Lord, I miss Amanda every day. I wish she could have been at my wedding, at the birth of my children, and there to answer a phone call. We had conversations that never took place and games we never played. Sisters are supposed to be there for one another. I could not protect her from cancer. My life with her was too short. I wanted more time.
In the 13 years of my daughter’s life, she has never spoken a word. Not one single word
Words [wûrdz] A sound or a combination of sounds, or its representation in writing or printing that symbolizes and communicates a meaning
People often ask me how we communicate with Piper. It is difficult to explain. She has no words, but will make high pitched squeals or short vowel sounds. Sometimes, it can sound like she is saying, “yeah” or “uh-uh”. Her facial expressions and tone of sound or cry can communicate her needs.
When Piper was younger, we tried to teach her sign language. She did not consistently understand the differences in each sign, so when asking for what she wanted, it was like watching the coach in a baseball game with arms waving, tummy patting, ear pulling, clapping, and chaos. She became very frustrated with us! Why could we not understand what she wanted?
Next we tried to give her “words” with picture cards and had her point to what she wanted. Piper became proficient at pointing to what she wanted and very good at pushing away the picture or item that she did not. Then the iPad came into our life. We loaded it with a communication program that we are slowly working to utilize on a daily basis. Piper will use it to request a certain food, tell me she “needs a break”, or let us know that she wants to go to school. The struggle is in her lack of motivation. She will use it to communicate if prompted, but not in a reliable manner. I often wonder if she finds it easier for us to anticipate her every need rather than struggle to translate thoughts into the push of a button.

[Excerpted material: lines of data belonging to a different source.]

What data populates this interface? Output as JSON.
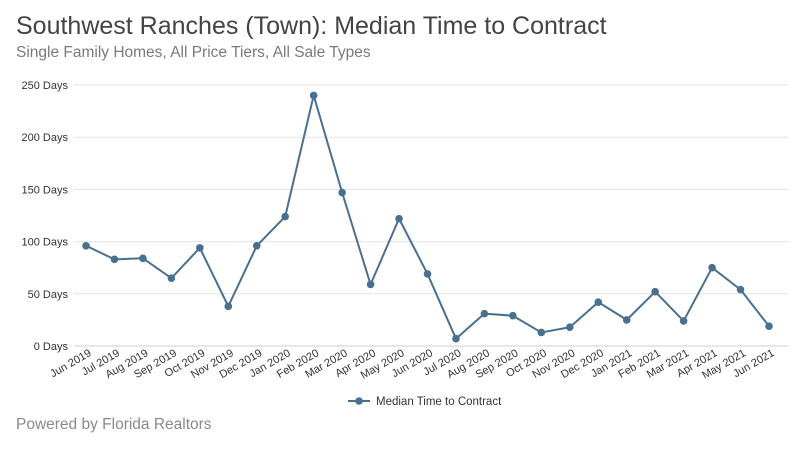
{
  "header": {
    "title": "Southwest Ranches (Town): Median Time to Contract",
    "subtitle": "Single Family Homes, All Price Tiers, All Sale Types"
  },
  "footer": {
    "text": "Powered by Florida Realtors"
  },
  "chart_data": {
    "type": "line",
    "title": "Southwest Ranches (Town): Median Time to Contract",
    "subtitle": "Single Family Homes, All Price Tiers, All Sale Types",
    "xlabel": "",
    "ylabel": "",
    "ylim": [
      0,
      250
    ],
    "yticks": [
      0,
      50,
      100,
      150,
      200,
      250
    ],
    "ytick_labels": [
      "0 Days",
      "50 Days",
      "100 Days",
      "150 Days",
      "200 Days",
      "250 Days"
    ],
    "grid": true,
    "legend_position": "bottom",
    "categories": [
      "Jun 2019",
      "Jul 2019",
      "Aug 2019",
      "Sep 2019",
      "Oct 2019",
      "Nov 2019",
      "Dec 2019",
      "Jan 2020",
      "Feb 2020",
      "Mar 2020",
      "Apr 2020",
      "May 2020",
      "Jun 2020",
      "Jul 2020",
      "Aug 2020",
      "Sep 2020",
      "Oct 2020",
      "Nov 2020",
      "Dec 2020",
      "Jan 2021",
      "Feb 2021",
      "Mar 2021",
      "Apr 2021",
      "May 2021",
      "Jun 2021"
    ],
    "series": [
      {
        "name": "Median Time to Contract",
        "color": "#4a7090",
        "values": [
          96,
          83,
          84,
          65,
          94,
          38,
          96,
          124,
          240,
          147,
          59,
          122,
          69,
          7,
          31,
          29,
          13,
          18,
          42,
          25,
          52,
          24,
          75,
          54,
          19
        ]
      }
    ]
  }
}
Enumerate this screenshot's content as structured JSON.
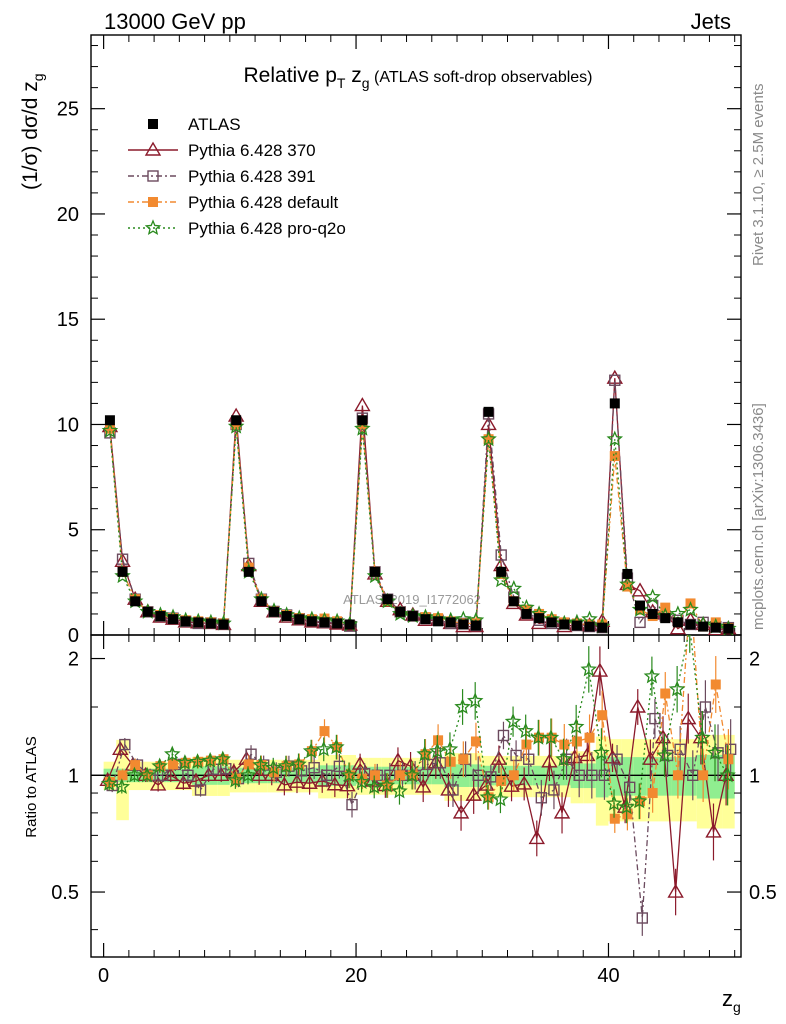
{
  "header": {
    "left": "13000 GeV pp",
    "right": "Jets"
  },
  "title": {
    "prefix": "Relative p",
    "sub_t": "T",
    "z": " z",
    "sub_g": "g",
    "suffix": " (ATLAS soft-drop observables)"
  },
  "ylabel_top": {
    "prefix": "(1/σ) dσ/d z",
    "sub": "g"
  },
  "ylabel_bottom": "Ratio to ATLAS",
  "xlabel": {
    "main": "z",
    "sub": "g"
  },
  "watermark": "ATLAS_2019_I1772062",
  "side_text": {
    "rivet": "Rivet 3.1.10, ≥ 2.5M events",
    "mcplots": "mcplots.cern.ch [arXiv:1306.3436]"
  },
  "legend": {
    "placement": "top-left",
    "entries": [
      {
        "label": "ATLAS",
        "color": "#000000",
        "marker": "filled-square"
      },
      {
        "label": "Pythia 6.428 370",
        "color": "#8b1a2b",
        "marker": "open-triangle",
        "dash": "solid"
      },
      {
        "label": "Pythia 6.428 391",
        "color": "#6b4a5e",
        "marker": "open-square",
        "dash": "dashdot"
      },
      {
        "label": "Pythia 6.428 default",
        "color": "#f28a30",
        "marker": "filled-square",
        "dash": "dashdot"
      },
      {
        "label": "Pythia 6.428 pro-q2o",
        "color": "#2a8a1e",
        "marker": "open-star",
        "dash": "dotted"
      }
    ]
  },
  "chart_data": {
    "type": "scatter",
    "x_range": [
      -1,
      50.5
    ],
    "x_ticks": [
      0,
      20,
      40
    ],
    "main_ylim": [
      0,
      28.5
    ],
    "main_yticks": [
      0,
      5,
      10,
      15,
      20,
      25
    ],
    "ratio_ylim": [
      0.34,
      2.3
    ],
    "ratio_yticks": [
      0.5,
      1,
      2
    ],
    "ratio_ref": 1,
    "x": [
      0.5,
      1.5,
      2.5,
      3.5,
      4.5,
      5.5,
      6.5,
      7.5,
      8.5,
      9.5,
      10.5,
      11.5,
      12.5,
      13.5,
      14.5,
      15.5,
      16.5,
      17.5,
      18.5,
      19.5,
      20.5,
      21.5,
      22.5,
      23.5,
      24.5,
      25.5,
      26.5,
      27.5,
      28.5,
      29.5,
      30.5,
      31.5,
      32.5,
      33.5,
      34.5,
      35.5,
      36.5,
      37.5,
      38.5,
      39.5,
      40.5,
      41.5,
      42.5,
      43.5,
      44.5,
      45.5,
      46.5,
      47.5,
      48.5,
      49.5
    ],
    "atlas": [
      10.2,
      3.0,
      1.6,
      1.1,
      0.9,
      0.75,
      0.65,
      0.6,
      0.55,
      0.5,
      10.2,
      3.0,
      1.6,
      1.1,
      0.9,
      0.75,
      0.65,
      0.6,
      0.55,
      0.5,
      10.2,
      3.0,
      1.7,
      1.1,
      0.9,
      0.75,
      0.65,
      0.6,
      0.5,
      0.45,
      10.6,
      3.0,
      1.6,
      1.0,
      0.8,
      0.6,
      0.5,
      0.45,
      0.4,
      0.35,
      11.0,
      2.9,
      1.4,
      1.0,
      0.8,
      0.6,
      0.5,
      0.4,
      0.35,
      0.3
    ],
    "series": [
      {
        "name": "Pythia 6.428 370",
        "values": [
          9.9,
          3.5,
          1.7,
          1.1,
          0.85,
          0.75,
          0.62,
          0.58,
          0.55,
          0.5,
          10.4,
          3.3,
          1.6,
          1.1,
          0.85,
          0.72,
          0.62,
          0.58,
          0.52,
          0.47,
          10.9,
          2.9,
          1.6,
          1.2,
          0.95,
          0.7,
          0.7,
          0.55,
          0.4,
          0.4,
          10.0,
          3.3,
          1.5,
          0.95,
          0.55,
          0.65,
          0.4,
          0.5,
          0.45,
          0.65,
          12.2,
          2.4,
          2.1,
          1.1,
          1.0,
          0.3,
          0.7,
          0.5,
          0.25,
          0.3
        ]
      },
      {
        "name": "Pythia 6.428 391",
        "values": [
          9.6,
          3.6,
          1.7,
          1.1,
          0.9,
          0.8,
          0.65,
          0.55,
          0.57,
          0.52,
          10.0,
          3.4,
          1.7,
          1.12,
          0.95,
          0.77,
          0.68,
          0.6,
          0.58,
          0.42,
          10.3,
          3.0,
          1.7,
          1.1,
          0.9,
          0.8,
          0.7,
          0.55,
          0.55,
          0.45,
          10.5,
          3.8,
          1.8,
          1.1,
          0.7,
          0.55,
          0.55,
          0.45,
          0.4,
          0.35,
          12.1,
          2.7,
          0.6,
          1.4,
          0.9,
          0.7,
          0.5,
          0.6,
          0.4,
          0.35
        ]
      },
      {
        "name": "Pythia 6.428 default",
        "values": [
          9.8,
          3.0,
          1.7,
          1.1,
          0.95,
          0.8,
          0.7,
          0.65,
          0.6,
          0.55,
          10.0,
          3.2,
          1.7,
          1.12,
          0.95,
          0.8,
          0.75,
          0.78,
          0.65,
          0.5,
          10.0,
          3.0,
          1.6,
          1.1,
          0.9,
          0.85,
          0.8,
          0.65,
          0.55,
          0.55,
          9.3,
          2.9,
          1.6,
          1.2,
          1.0,
          0.75,
          0.6,
          0.55,
          0.5,
          0.5,
          8.5,
          2.3,
          1.2,
          0.9,
          1.3,
          0.6,
          1.5,
          0.4,
          0.6,
          0.33
        ]
      },
      {
        "name": "Pythia 6.428 pro-q2o",
        "values": [
          9.7,
          2.8,
          1.6,
          1.1,
          0.95,
          0.85,
          0.7,
          0.65,
          0.6,
          0.55,
          9.9,
          3.0,
          1.7,
          1.15,
          0.95,
          0.8,
          0.75,
          0.7,
          0.65,
          0.5,
          9.8,
          2.8,
          1.6,
          1.0,
          0.9,
          0.85,
          0.75,
          0.7,
          0.75,
          0.7,
          9.3,
          2.6,
          2.2,
          1.3,
          1.0,
          0.75,
          0.55,
          0.6,
          0.75,
          0.4,
          9.3,
          2.4,
          1.2,
          1.8,
          0.9,
          1.0,
          1.2,
          0.5,
          0.4,
          0.3
        ]
      }
    ]
  }
}
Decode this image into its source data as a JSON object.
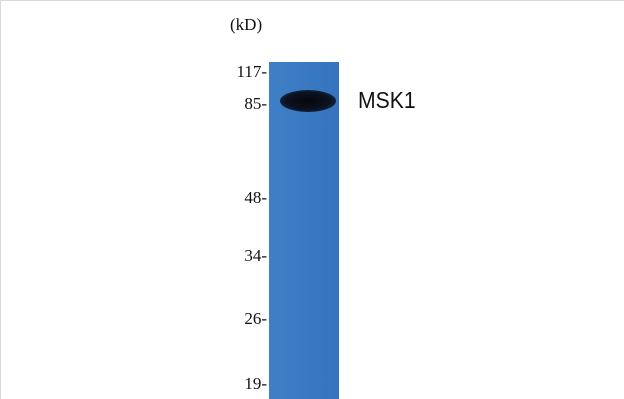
{
  "figure": {
    "unit_label": "(kD)",
    "markers": [
      "117-",
      "85-",
      "48-",
      "34-",
      "26-",
      "19-"
    ],
    "band_label": "MSK1",
    "colors": {
      "lane": "#3a7ac2",
      "band": "#0b1220",
      "frame": "#d9d9d9"
    }
  }
}
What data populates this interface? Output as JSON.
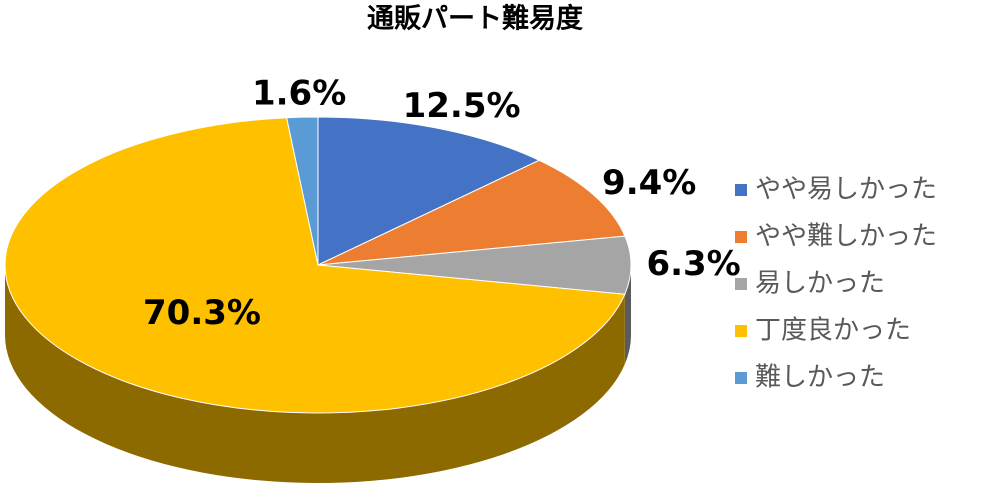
{
  "chart_data": {
    "type": "pie",
    "title": "通販パート難易度",
    "categories": [
      "やや易しかった",
      "やや難しかった",
      "易しかった",
      "丁度良かった",
      "難しかった"
    ],
    "values": [
      12.5,
      9.4,
      6.3,
      70.3,
      1.6
    ],
    "value_labels": [
      "12.5%",
      "9.4%",
      "6.3%",
      "70.3%",
      "1.6%"
    ],
    "colors": [
      "#4472c4",
      "#ed7d31",
      "#a5a5a5",
      "#ffc000",
      "#5b9bd5"
    ],
    "legend": "right"
  }
}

It is quite an eye opener when you ask people to communicate without words. They struggle to make themselves heard when there is silence. Yet, their body language and facial expressions are so telling. We take for granted that we have a voice. We take for granted that we have words. We have the ability to choose positive or negative words, kind or hurtful words, uplifting or cutting words.
“A word of encouragement heals the one who receives it, but a deceitful word breaks the spirit.” Proverbs 15:4 The Voice
Perhaps God’s plan in blessing me with Piper is that I learn the truth about words. My girl has no words, but seems totally content in life and feels love. Why do I put my self-worth in approving words from others? Why do I seek words of affirmation to prove that I am worthy? My Holy Yoga journey is one of finding the quiet. I am working to find peace in myself and knowledge deep down in my soul that He loves me. God knows I am worthy. I will not have the right words or ability to speak life into others until I fully rely on my Lord. It’s time to shut my mouth and listen.
Lord, I am seeking to hear your words and plan for my life. My flesh focuses on my desire to hear Piper say a word or tell me that she loves me. Her life is a pure example of how I should live my life. I want to have happiness and joy because I have your Truth within as my foundation. Help me to grow. Amen.